As much as I love banana bread, I love banana bread muffins even more. They're wonderfully portable and that's always a bonus. Nothing better than a banana muffin to brighten a not-so-exciting work or school day!
Banana muffins also freeze better than banana bread. You can take a muffin out in the morning, pop it in the microwave for a few seconds and have a perfect on-the-go breakfast. You can also let the muffins thaw overnight in the refrigerator.
With my banana bread, I like to keep things simple. If you want banana nut muffins, add 2/3 cup chopped walnuts. You could also toss in 1/2 cup chocolate chips! For another fun variation, try these Nutella swirl banana muffins.
These banana muffins are super moist and generously spiced with cinnamon. If you're not a fan of cinnamon in banana bread, just leave it out completely. I, however, think no banana bread or banana muffin is complete without a healthy dose of cinnamon!
You can also use whole wheat flour in these muffins. That's how I usually make them. If you're worried about picky eaters detecting the whole grains, use white whole wheat flour or even a mixture of all-purpose and whole wheat.
To mash the bananas, you can do a few different things. I like to put the bananas in a large bowl and use the bottom of a drinking glass to mash them. If that sounds too messy for you, you can also use an immersion blender or food processor.
You can alternatively bake this recipe in loaf form. Use a 10.5" x 3" pan and bake for 40-45 minutes.
Want some gluten-free banana muffins? Try baking this gluten-free banana bread in muffin form! Bake the muffins for 15-20 minutes or until a toothpick inserted in the middle comes out clearn. And if you're low on time, this Bisquick banana bread yields a delicious loaf that takes less than 10 minutes to put together!
Banana Bread Muffins Recipe
Ingredients
- 1 1/2 cups all-purpose flour
- 1 teaspoon baking soda
- 1/2 teaspoon baking powder
- 1/2 teaspoon salt
- 1 1/2 teaspoons cinnamon
- 1/4 cup granulated sugar
- 1/2 cup brown sugar
- 2 eggs
- 1/4 cup canola oil
- 2 teaspoons pure vanilla extract
- 4 medium bananas, very well mashed
Directions
- Preheat the oven to 350°F and line a muffin tin with 12 muffin liners.
- In a medium bowl, mix together the flour, baking soda, baking powder, salt and cinnamon. Set this aside.
- In a large bowl, mix together the granulated and brown sugar, eggs, canola oil, and vanilla.
- Stir in the mashed bananas.
- Add the dry mix to the wet and stir just until combined. Do not over mix!

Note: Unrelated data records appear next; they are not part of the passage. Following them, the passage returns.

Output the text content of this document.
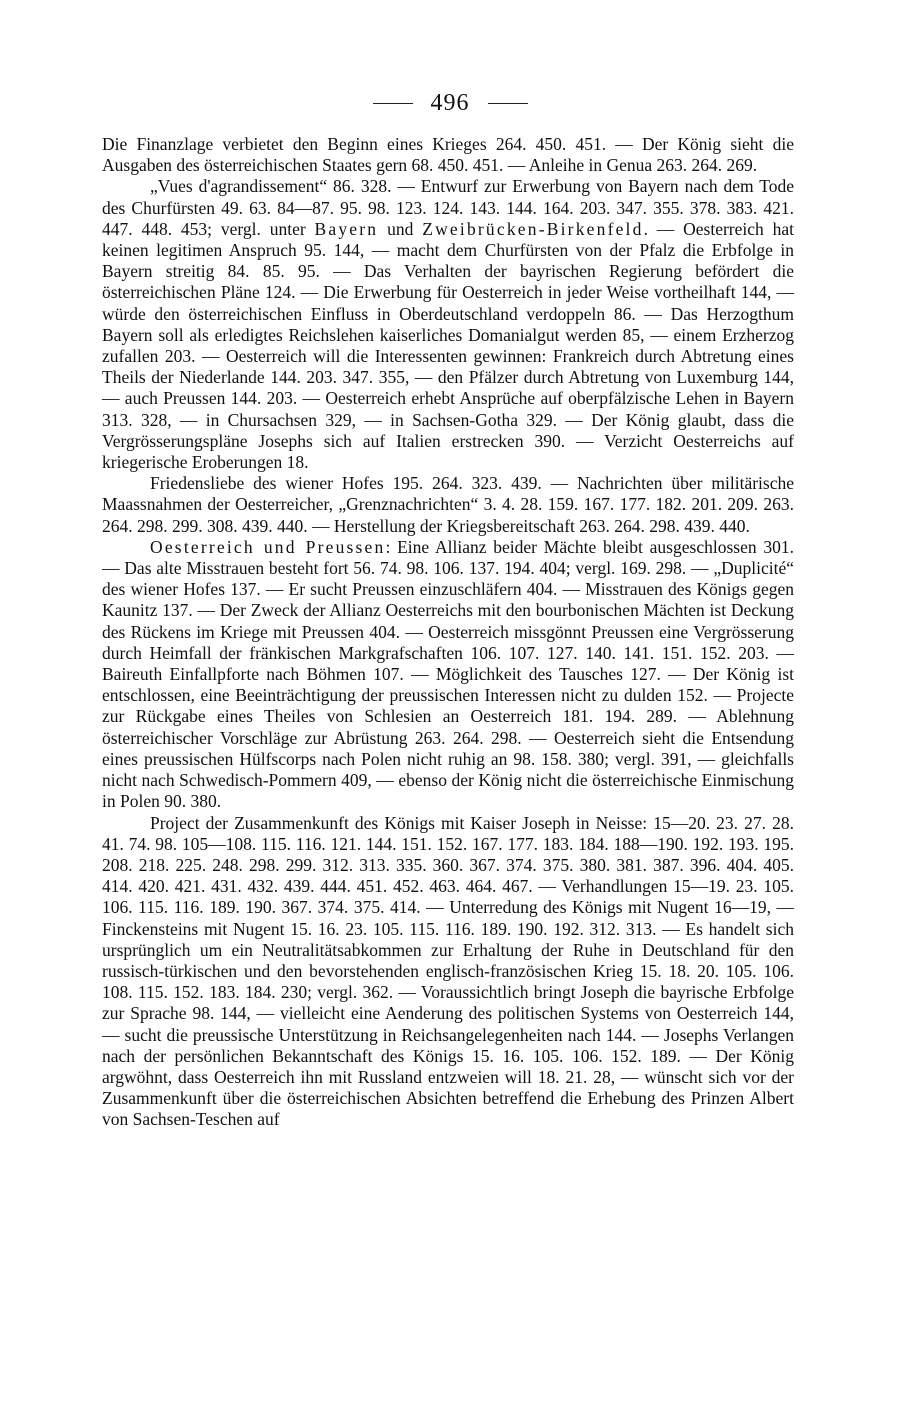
496

Die Finanzlage verbietet den Beginn eines Krieges 264. 450. 451. — Der König sieht die Ausgaben des österreichischen Staates gern 68. 450. 451. — Anleihe in Genua 263. 264. 269.

„Vues d'agrandissement“ 86. 328. — Entwurf zur Erwerbung von Bayern nach dem Tode des Churfürsten 49. 63. 84—87. 95. 98. 123. 124. 143. 144. 164. 203. 347. 355. 378. 383. 421. 447. 448. 453; vergl. unter Bayern und Zweibrücken-Birkenfeld. — Oesterreich hat keinen legitimen Anspruch 95. 144, — macht dem Churfürsten von der Pfalz die Erbfolge in Bayern streitig 84. 85. 95. — Das Verhalten der bayrischen Regierung befördert die österreichischen Pläne 124. — Die Erwerbung für Oesterreich in jeder Weise vortheilhaft 144, — würde den österreichischen Einfluss in Oberdeutschland verdoppeln 86. — Das Herzogthum Bayern soll als erledigtes Reichslehen kaiserliches Domanialgut werden 85, — einem Erzherzog zufallen 203. — Oesterreich will die Interessenten gewinnen: Frankreich durch Abtretung eines Theils der Niederlande 144. 203. 347. 355, — den Pfälzer durch Abtretung von Luxemburg 144, — auch Preussen 144. 203. — Oesterreich erhebt Ansprüche auf oberpfälzische Lehen in Bayern 313. 328, — in Chursachsen 329, — in Sachsen-Gotha 329. — Der König glaubt, dass die Vergrösserungspläne Josephs sich auf Italien erstrecken 390. — Verzicht Oesterreichs auf kriegerische Eroberungen 18.

Friedensliebe des wiener Hofes 195. 264. 323. 439. — Nachrichten über militärische Maassnahmen der Oesterreicher, „Grenznachrichten“ 3. 4. 28. 159. 167. 177. 182. 201. 209. 263. 264. 298. 299. 308. 439. 440. — Herstellung der Kriegsbereitschaft 263. 264. 298. 439. 440.

Oesterreich und Preussen: Eine Allianz beider Mächte bleibt ausgeschlossen 301. — Das alte Misstrauen besteht fort 56. 74. 98. 106. 137. 194. 404; vergl. 169. 298. — „Duplicité“ des wiener Hofes 137. — Er sucht Preussen einzuschläfern 404. — Misstrauen des Königs gegen Kaunitz 137. — Der Zweck der Allianz Oesterreichs mit den bourbonischen Mächten ist Deckung des Rückens im Kriege mit Preussen 404. — Oesterreich missgönnt Preussen eine Vergrösserung durch Heimfall der fränkischen Markgrafschaften 106. 107. 127. 140. 141. 151. 152. 203. — Baireuth Einfallpforte nach Böhmen 107. — Möglichkeit des Tausches 127. — Der König ist entschlossen, eine Beeinträchtigung der preussischen Interessen nicht zu dulden 152. — Projecte zur Rückgabe eines Theiles von Schlesien an Oesterreich 181. 194. 289. — Ablehnung österreichischer Vorschläge zur Abrüstung 263. 264. 298. — Oesterreich sieht die Entsendung eines preussischen Hülfscorps nach Polen nicht ruhig an 98. 158. 380; vergl. 391, — gleichfalls nicht nach Schwedisch-Pommern 409, — ebenso der König nicht die österreichische Einmischung in Polen 90. 380.

Project der Zusammenkunft des Königs mit Kaiser Joseph in Neisse: 15—20. 23. 27. 28. 41. 74. 98. 105—108. 115. 116. 121. 144. 151. 152. 167. 177. 183. 184. 188—190. 192. 193. 195. 208. 218. 225. 248. 298. 299. 312. 313. 335. 360. 367. 374. 375. 380. 381. 387. 396. 404. 405. 414. 420. 421. 431. 432. 439. 444. 451. 452. 463. 464. 467. — Verhandlungen 15—19. 23. 105. 106. 115. 116. 189. 190. 367. 374. 375. 414. — Unterredung des Königs mit Nugent 16—19, — Finckensteins mit Nugent 15. 16. 23. 105. 115. 116. 189. 190. 192. 312. 313. — Es handelt sich ursprünglich um ein Neutralitätsabkommen zur Erhaltung der Ruhe in Deutschland für den russisch-türkischen und den bevorstehenden englisch-französischen Krieg 15. 18. 20. 105. 106. 108. 115. 152. 183. 184. 230; vergl. 362. — Voraussichtlich bringt Joseph die bayrische Erbfolge zur Sprache 98. 144, — vielleicht eine Aenderung des politischen Systems von Oesterreich 144, — sucht die preussische Unterstützung in Reichsangelegenheiten nach 144. — Josephs Verlangen nach der persönlichen Bekanntschaft des Königs 15. 16. 105. 106. 152. 189. — Der König argwöhnt, dass Oesterreich ihn mit Russland entzweien will 18. 21. 28, — wünscht sich vor der Zusammenkunft über die österreichischen Absichten betreffend die Erhebung des Prinzen Albert von Sachsen-Teschen auf
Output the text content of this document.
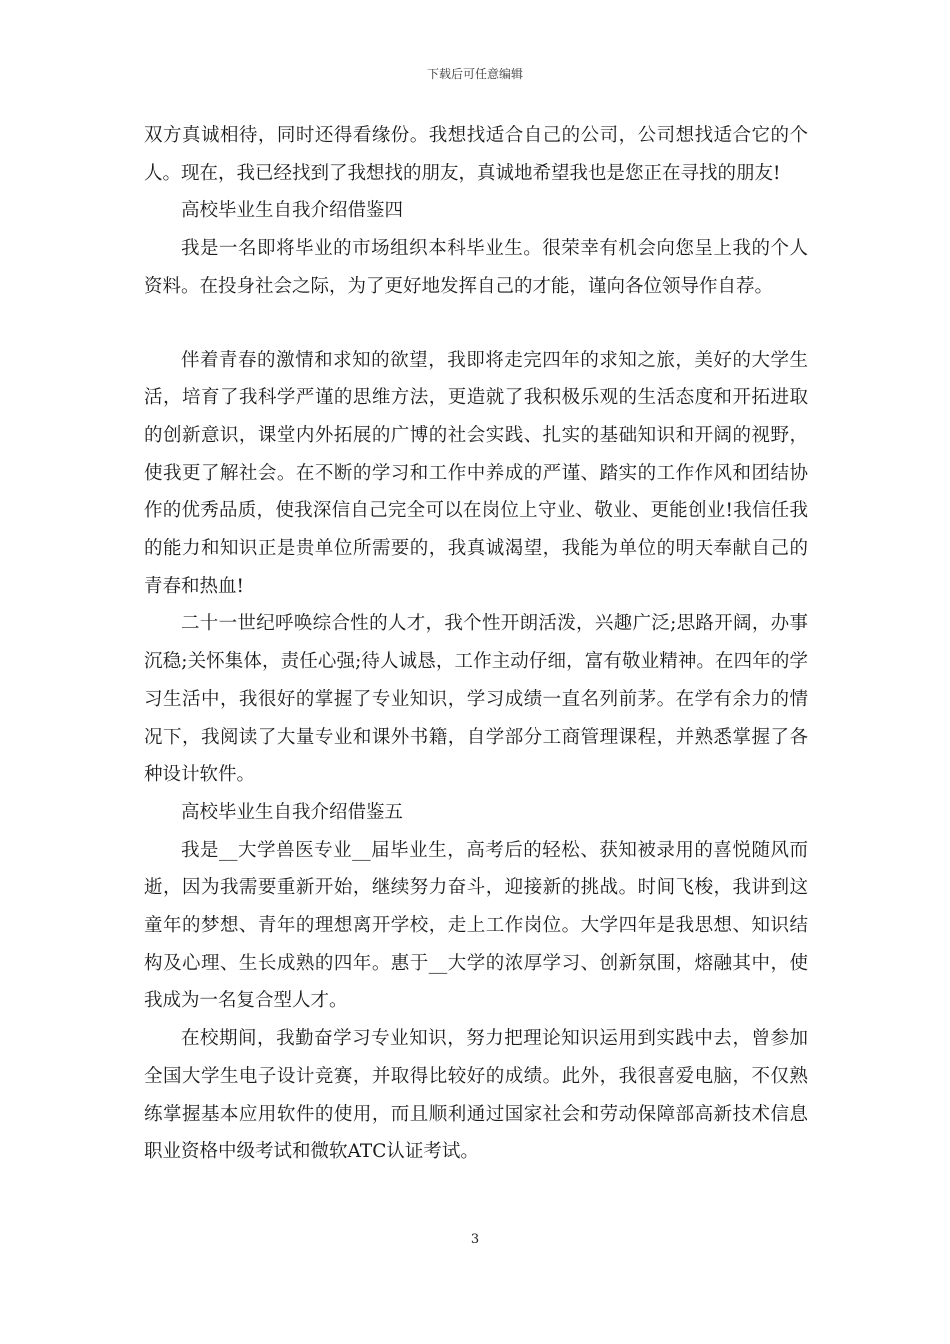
下载后可任意编辑

双方真诚相待，同时还得看缘份。我想找适合自己的公司，公司想找适合它的个人。现在，我已经找到了我想找的朋友，真诚地希望我也是您正在寻找的朋友!

高校毕业生自我介绍借鉴四

我是一名即将毕业的市场组织本科毕业生。很荣幸有机会向您呈上我的个人资料。在投身社会之际，为了更好地发挥自己的才能，谨向各位领导作自荐。

伴着青春的激情和求知的欲望，我即将走完四年的求知之旅，美好的大学生活，培育了我科学严谨的思维方法，更造就了我积极乐观的生活态度和开拓进取的创新意识，课堂内外拓展的广博的社会实践、扎实的基础知识和开阔的视野，使我更了解社会。在不断的学习和工作中养成的严谨、踏实的工作作风和团结协作的优秀品质，使我深信自己完全可以在岗位上守业、敬业、更能创业!我信任我的能力和知识正是贵单位所需要的，我真诚渴望，我能为单位的明天奉献自己的青春和热血!

二十一世纪呼唤综合性的人才，我个性开朗活泼，兴趣广泛;思路开阔，办事沉稳;关怀集体，责任心强;待人诚恳，工作主动仔细，富有敬业精神。在四年的学习生活中，我很好的掌握了专业知识，学习成绩一直名列前茅。在学有余力的情况下，我阅读了大量专业和课外书籍，自学部分工商管理课程，并熟悉掌握了各种设计软件。

高校毕业生自我介绍借鉴五

我是__大学兽医专业__届毕业生，高考后的轻松、获知被录用的喜悦随风而逝，因为我需要重新开始，继续努力奋斗，迎接新的挑战。时间飞梭，我讲到这童年的梦想、青年的理想离开学校，走上工作岗位。大学四年是我思想、知识结构及心理、生长成熟的四年。惠于__大学的浓厚学习、创新氛围，熔融其中，使我成为一名复合型人才。

在校期间，我勤奋学习专业知识，努力把理论知识运用到实践中去，曾参加全国大学生电子设计竞赛，并取得比较好的成绩。此外，我很喜爱电脑，不仅熟练掌握基本应用软件的使用，而且顺利通过国家社会和劳动保障部高新技术信息职业资格中级考试和微软ATC认证考试。

3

- Divide the batter evenly among the muffin liners and bake for 17-20 minutes or until a toothpick inserted in the center of a muffin comes out clean.
- Let the muffins cool for 5 minutes in the pan and then turn out to a wire rack to cool completely.
- Once the muffins have cooled, place in an airtight container and store at room temperature for up to 5 days.